Ils « ressentent » des émotions, dans un certain sens du terme, tout comme nous. Les réplicants travaillent hors de la planète dans des rôles fixes. Roy est un modèle de combat militaire conçu pour tuer. Il est rapide, intelligent et doué pour le combat, à l’instar des guerriers des opérations spéciales américaines.
Six des réplicants décident de se révolter et Roy rassemble son équipe pour retourner sur Terre, à la recherche de leur génial créateur humain Tyrell, qui est en quelque sorte Dieu, afin de repousser leur date de péremption. Ils savent qu’ils ne veulent pas mourir.
Des agents de police spéciaux connus sous le nom de « Blade Runners » sont chargés de les traquer et de les tuer. Dans le film, Harrison Ford joue le rôle de Deckard, un Blade Runner usé et à la retraite. Deckard localise Roy mais se retrouve dépassé, jouant au jeu du chat et de la souris. À la fin du film, Deckard tente de tuer Roy après une course-poursuite qui se déroule dans le complexe immobilier Ray Bradbury. Roy s’enfuit et saute sur les toits de deux immeubles, Deckard à sa poursuite.
Deckard saute du même toit et glisse. C’est à ce moment-là que Roy met Deckard à l’abri. Il choisit de laisser vivre le Blade Runner, tout en sachant qu’il va s’éteindre et mourir. Roy sauve la vie de l’homme chargé de le tuer. Roy commence à s’éteindre, mais pas avant d’avoir prononcé un monologue touchant et totalement profond sur la perte de tous ses souvenirs, qui en dit long sur la brièveté de la vie :
« J’ai vu des choses que vous ne pourriez pas croire. Des navires d’attaque en feu sur l’épaule d’Orion. J’ai vu des faisceaux C scintiller dans l’obscurité près de la porte de Tannhäuser. Tous ces moments seront perdus dans le temps, comme des larmes sous la pluie. Il est temps de mourir. »
– Réplicant Roy Batty
Dans Blade Runner, Roy Batty ne demande qu’à vivre plus longtemps. Tous les êtres humains ne partagent-ils pas ce sentiment ? Roy est une construction mécanique qui n’est pas humaine. Pourtant, dans ses derniers instants, ce réplicant semble trouver l’humanité en faisant preuve d’empathie envers Deckard. Roy se transcende en utilisant ses précieuses dernières secondes pour sauver quelqu’un d’autre. Si ce film était basé sur la réalité, il serait étrange qu’une machine puisse aimer plus que certains hommes. À la fin du film, Roy a sauvé quelqu’un, reconnu qu’il allait mourir (coupure d’électricité), appris à l’accepter et, ce faisant, est devenu « humain ».

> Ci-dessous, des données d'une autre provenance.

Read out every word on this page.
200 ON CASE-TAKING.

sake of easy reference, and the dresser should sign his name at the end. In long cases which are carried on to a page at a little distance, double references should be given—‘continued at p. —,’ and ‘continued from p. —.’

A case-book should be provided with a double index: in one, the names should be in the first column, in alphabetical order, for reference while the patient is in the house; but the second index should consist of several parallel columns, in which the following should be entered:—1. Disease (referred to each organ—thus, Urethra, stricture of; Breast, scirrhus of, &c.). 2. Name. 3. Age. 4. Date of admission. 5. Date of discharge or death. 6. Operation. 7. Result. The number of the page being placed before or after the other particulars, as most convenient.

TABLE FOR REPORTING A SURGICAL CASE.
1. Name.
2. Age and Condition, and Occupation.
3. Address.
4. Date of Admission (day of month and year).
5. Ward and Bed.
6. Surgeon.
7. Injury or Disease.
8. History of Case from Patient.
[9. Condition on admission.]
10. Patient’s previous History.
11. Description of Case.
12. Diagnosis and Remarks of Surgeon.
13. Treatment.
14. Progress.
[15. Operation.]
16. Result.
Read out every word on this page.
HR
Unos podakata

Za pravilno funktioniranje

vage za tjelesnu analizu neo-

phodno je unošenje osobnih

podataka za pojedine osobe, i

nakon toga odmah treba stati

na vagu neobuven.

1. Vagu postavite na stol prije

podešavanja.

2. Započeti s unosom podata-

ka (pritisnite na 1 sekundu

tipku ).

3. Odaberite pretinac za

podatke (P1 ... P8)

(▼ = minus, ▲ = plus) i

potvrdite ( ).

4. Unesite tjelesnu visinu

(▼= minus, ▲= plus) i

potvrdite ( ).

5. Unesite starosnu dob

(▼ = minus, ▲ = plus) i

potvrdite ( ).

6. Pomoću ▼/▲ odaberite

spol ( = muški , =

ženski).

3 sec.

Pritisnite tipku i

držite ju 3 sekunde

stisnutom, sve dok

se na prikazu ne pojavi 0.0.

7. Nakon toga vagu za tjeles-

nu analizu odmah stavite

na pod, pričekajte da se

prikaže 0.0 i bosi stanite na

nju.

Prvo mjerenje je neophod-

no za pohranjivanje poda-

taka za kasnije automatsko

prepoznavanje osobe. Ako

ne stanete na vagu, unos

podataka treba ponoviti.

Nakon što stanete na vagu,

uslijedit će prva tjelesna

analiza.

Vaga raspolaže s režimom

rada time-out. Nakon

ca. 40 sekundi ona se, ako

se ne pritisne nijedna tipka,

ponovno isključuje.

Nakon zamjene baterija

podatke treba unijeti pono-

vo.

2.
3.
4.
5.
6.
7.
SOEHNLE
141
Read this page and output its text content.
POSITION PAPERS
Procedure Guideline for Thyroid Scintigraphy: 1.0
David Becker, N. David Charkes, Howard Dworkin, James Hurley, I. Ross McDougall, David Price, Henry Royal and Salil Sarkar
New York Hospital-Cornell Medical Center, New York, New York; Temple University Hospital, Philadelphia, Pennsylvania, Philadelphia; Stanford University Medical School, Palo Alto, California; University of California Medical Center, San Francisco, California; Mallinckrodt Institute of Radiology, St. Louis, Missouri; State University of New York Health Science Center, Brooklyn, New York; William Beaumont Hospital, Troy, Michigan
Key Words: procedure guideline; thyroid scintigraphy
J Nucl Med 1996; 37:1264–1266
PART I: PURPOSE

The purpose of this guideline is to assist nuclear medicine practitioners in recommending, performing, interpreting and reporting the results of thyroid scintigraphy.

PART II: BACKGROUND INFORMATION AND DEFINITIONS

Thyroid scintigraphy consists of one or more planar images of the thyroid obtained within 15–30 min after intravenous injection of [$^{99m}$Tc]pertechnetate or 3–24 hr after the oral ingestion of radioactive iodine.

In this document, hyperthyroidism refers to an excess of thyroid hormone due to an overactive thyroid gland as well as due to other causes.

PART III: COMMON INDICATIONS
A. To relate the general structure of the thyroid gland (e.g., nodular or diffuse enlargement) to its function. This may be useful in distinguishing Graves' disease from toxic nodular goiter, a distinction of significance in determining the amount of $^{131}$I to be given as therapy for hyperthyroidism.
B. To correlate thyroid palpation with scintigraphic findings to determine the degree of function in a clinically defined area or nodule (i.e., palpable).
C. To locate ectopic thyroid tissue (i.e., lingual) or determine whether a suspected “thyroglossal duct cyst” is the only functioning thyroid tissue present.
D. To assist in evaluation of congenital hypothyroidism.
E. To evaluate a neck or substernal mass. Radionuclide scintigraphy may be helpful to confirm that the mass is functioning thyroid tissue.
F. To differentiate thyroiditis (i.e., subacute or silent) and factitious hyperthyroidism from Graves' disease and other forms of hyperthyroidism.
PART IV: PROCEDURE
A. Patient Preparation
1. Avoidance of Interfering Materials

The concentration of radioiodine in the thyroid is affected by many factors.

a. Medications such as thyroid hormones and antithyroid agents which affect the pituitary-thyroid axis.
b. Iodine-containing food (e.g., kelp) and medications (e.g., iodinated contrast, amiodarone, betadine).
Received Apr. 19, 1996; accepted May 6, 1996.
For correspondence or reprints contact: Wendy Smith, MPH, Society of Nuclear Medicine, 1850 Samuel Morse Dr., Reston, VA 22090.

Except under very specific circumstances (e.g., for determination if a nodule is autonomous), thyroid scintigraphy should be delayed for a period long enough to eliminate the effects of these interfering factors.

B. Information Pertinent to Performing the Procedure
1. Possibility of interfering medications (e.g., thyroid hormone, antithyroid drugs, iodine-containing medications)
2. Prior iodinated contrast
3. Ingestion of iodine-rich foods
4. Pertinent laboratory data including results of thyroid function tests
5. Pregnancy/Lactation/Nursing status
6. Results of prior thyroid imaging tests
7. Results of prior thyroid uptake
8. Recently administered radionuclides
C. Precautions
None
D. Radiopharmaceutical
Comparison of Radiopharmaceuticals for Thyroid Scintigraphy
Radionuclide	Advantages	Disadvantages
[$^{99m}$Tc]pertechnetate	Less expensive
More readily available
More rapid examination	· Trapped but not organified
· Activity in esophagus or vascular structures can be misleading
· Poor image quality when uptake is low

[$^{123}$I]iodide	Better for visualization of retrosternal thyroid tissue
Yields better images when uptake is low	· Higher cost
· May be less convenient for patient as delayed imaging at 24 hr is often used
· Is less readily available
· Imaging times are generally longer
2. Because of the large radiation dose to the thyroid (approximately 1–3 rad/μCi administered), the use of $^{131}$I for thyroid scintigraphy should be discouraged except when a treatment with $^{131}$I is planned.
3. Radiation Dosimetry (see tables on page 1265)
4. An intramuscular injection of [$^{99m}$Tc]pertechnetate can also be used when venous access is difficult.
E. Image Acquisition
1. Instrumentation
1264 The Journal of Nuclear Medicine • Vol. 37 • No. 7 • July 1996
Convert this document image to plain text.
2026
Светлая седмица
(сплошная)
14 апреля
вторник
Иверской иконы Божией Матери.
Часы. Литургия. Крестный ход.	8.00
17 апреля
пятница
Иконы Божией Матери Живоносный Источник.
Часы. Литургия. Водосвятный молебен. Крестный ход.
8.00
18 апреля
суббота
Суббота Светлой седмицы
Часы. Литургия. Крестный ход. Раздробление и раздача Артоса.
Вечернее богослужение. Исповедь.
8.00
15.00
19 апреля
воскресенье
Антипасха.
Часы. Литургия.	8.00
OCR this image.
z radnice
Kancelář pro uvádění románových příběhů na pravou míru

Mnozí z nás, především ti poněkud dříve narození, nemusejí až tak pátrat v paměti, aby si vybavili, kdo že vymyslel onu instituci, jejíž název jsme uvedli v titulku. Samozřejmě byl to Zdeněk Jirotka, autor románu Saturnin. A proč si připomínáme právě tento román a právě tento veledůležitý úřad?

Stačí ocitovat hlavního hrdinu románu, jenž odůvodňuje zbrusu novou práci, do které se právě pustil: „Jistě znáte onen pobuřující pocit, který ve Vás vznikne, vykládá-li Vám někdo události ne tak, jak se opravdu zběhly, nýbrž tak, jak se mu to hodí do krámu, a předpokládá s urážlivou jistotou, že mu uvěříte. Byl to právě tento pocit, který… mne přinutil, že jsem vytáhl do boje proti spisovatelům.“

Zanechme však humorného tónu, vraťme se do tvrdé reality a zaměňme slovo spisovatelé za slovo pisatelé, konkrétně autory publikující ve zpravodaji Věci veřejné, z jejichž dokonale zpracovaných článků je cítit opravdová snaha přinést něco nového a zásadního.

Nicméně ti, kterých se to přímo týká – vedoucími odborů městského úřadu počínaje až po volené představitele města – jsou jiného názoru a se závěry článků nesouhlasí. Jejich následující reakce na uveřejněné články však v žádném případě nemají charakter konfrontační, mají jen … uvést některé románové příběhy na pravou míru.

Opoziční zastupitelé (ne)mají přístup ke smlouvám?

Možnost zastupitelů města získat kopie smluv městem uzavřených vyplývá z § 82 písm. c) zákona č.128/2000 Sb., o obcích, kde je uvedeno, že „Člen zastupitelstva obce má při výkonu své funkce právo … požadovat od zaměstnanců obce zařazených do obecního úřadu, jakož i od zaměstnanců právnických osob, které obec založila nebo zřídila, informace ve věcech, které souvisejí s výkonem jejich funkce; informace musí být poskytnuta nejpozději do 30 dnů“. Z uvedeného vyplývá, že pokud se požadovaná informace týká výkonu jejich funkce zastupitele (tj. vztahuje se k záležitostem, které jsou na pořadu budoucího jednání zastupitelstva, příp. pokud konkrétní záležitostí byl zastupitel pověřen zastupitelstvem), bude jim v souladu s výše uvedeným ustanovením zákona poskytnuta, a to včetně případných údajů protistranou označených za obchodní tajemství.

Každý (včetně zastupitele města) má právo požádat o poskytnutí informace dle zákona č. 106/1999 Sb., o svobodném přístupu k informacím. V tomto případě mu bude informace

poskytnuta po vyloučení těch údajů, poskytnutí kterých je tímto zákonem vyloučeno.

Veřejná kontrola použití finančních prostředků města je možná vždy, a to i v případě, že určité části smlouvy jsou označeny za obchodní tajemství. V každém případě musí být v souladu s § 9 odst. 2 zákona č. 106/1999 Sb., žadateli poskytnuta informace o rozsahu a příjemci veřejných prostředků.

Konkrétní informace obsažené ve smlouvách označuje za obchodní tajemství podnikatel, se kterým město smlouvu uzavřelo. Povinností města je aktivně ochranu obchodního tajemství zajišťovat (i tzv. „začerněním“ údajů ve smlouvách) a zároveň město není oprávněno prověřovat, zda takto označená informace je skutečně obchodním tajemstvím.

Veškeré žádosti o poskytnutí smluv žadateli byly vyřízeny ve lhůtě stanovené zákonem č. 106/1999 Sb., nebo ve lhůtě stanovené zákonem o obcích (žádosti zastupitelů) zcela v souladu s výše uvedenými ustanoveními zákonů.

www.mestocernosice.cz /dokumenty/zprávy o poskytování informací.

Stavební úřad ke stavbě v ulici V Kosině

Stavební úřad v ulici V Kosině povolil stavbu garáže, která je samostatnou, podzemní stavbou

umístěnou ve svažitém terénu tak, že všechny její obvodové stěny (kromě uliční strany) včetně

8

Roy commence son voyage comme l’un des archétypes de Carl Gustav Jung. L’archétype du héros est également connu sous les noms de soldat, croisé, combattant ou guerrier. Le psychologue jungien Robert Moore et le mythologue Douglas Gillette ont divisé les archétypes de Jung en quatre types : le roi, le guerrier, le magicien et l’amant . Pour qu’un héros devienne un guerrier, il doit passer d’une masculinité immature à une masculinité mature. En bref, c’est la différence entre un combattant comme Luke Skywalker, la tête brûlée, et Obi Wan-Kenobi, le maître guerrier ; la jeunesse travaille pour elle-même tandis que l’âge adulte travaille pour les autres.
Ce que nous savons de Roy, c’est qu’il est une puissance et que son domaine est le champ de bataille. Son but est de tuer et il le fait bien. Roy, au sens le plus élémentaire du terme, est un homme d’action plutôt qu’un homme de réflexion. En tant que combattant, il agit comme les combattants doivent le faire : avec rapidité et force.
Un jeune héros peut évoluer vers quelque chose de plus élevé. L’endoctrinement militaire (dans le cas de Roy, il s’agit d’une programmation), un conditionnement accru et une expérience plus poussée peuvent faire d’un combattant un maître de lui-même. Le héros archétypique recherche des frères et des sœurs qui partagent ses idées et qui se battent comme lui. La pensée est l’ennemie de l’archétype du héros car elle l’empêche d’agir avec rapidité et force.
Pourtant, un combattant qui ne fait qu’agir et ne réfléchit guère n’est rien d’autre qu’un drone programmé pour tuer. Pour passer du statut de combattant à celui de guerrier, un combattant doit mûrir et devenir quelque chose de plus grand. Comment un combattant arrive-t-il à ce stade d’illumination et de maîtrise de soi ?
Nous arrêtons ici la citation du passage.